Model files, such as weights, can be large (often multiple GBs). Truss supports multiple ways to load them efficiently:

  • Public Hugging Face models (default)
  • Bundled directly in Truss

1. Bundling Model Weights in Truss

Store model files inside Truss using the data/ directory.

Example: Stable Diffusion 2.1 Truss structure

data/
    scheduler/
        scheduler_config.json
    text_encoder/
        config.json
        diffusion_pytorch_model.bin
    tokenizer/
        merges.txt
        tokenizer_config.json
        vocab.json
    unet/
        config.json
        diffusion_pytorch_model.bin
    vae/
        config.json
        diffusion_pytorch_model.bin
    model_index.json

Access bundled files in model.py:

class Model:
    def __init__(self, **kwargs):
        self._data_dir = kwargs["data_dir"]

    def load(self):
        self.model = StableDiffusionPipeline.from_pretrained(
            str(self._data_dir),
            revision="fp16",
            torch_dtype=torch.float16,
        ).to("cuda")

Limitation: Large weights increase deployment size, making it slower. Consider cloud storage instead.

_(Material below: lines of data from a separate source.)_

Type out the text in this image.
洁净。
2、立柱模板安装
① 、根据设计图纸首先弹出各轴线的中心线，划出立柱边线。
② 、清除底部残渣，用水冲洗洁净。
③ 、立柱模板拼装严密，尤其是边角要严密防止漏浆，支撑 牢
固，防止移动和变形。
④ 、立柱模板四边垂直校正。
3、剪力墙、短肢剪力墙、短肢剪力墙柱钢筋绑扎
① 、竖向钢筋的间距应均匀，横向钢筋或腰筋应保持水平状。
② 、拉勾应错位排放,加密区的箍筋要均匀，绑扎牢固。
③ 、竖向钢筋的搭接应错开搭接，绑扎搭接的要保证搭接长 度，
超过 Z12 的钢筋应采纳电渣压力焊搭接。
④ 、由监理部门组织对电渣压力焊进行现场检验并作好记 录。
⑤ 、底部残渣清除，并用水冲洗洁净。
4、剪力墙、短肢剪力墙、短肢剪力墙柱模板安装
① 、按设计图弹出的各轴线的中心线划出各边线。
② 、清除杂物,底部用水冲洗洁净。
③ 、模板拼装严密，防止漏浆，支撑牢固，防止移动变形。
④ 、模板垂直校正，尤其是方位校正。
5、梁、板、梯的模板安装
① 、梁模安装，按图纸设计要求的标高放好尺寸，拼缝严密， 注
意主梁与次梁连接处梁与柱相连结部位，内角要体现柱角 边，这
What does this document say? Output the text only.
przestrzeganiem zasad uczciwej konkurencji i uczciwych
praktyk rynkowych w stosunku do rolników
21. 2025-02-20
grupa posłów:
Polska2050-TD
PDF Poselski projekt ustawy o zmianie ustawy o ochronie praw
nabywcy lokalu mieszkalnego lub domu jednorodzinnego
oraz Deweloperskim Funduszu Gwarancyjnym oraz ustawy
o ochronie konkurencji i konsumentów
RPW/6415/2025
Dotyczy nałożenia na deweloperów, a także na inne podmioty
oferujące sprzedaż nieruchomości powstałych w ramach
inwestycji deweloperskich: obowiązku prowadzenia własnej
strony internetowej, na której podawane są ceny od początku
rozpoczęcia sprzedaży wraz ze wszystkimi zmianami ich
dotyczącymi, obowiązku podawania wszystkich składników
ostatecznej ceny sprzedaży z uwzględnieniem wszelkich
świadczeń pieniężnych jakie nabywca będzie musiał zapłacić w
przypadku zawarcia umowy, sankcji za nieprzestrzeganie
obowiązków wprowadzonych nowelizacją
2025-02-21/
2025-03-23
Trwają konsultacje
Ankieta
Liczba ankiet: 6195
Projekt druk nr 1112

2. Loading Private Model Weights from S3

If using private S3 storage, first configure secure authentication.

Step 1: Define AWS Secrets in config.yaml

secrets:
  aws_access_key_id: null
  aws_secret_access_key: null
  aws_region: null # e.g., us-east-1
  aws_bucket: null

Do not store actual credentials here. Add them securely to Baseten secrets manager.

Step 2: Authenticate with AWS in model.py

import boto3

def __init__(self, **kwargs):
    self._config = kwargs.get("config")
    secrets = kwargs.get("secrets")
    self.s3_client = boto3.client(
        "s3",
        aws_access_key_id=secrets["aws_access_key_id"],
        aws_secret_access_key=secrets["aws_secret_access_key"],
        region_name=secrets["aws_region"],
    )
    self.s3_bucket = secrets["aws_bucket"]

Step 3: Deploy

truss push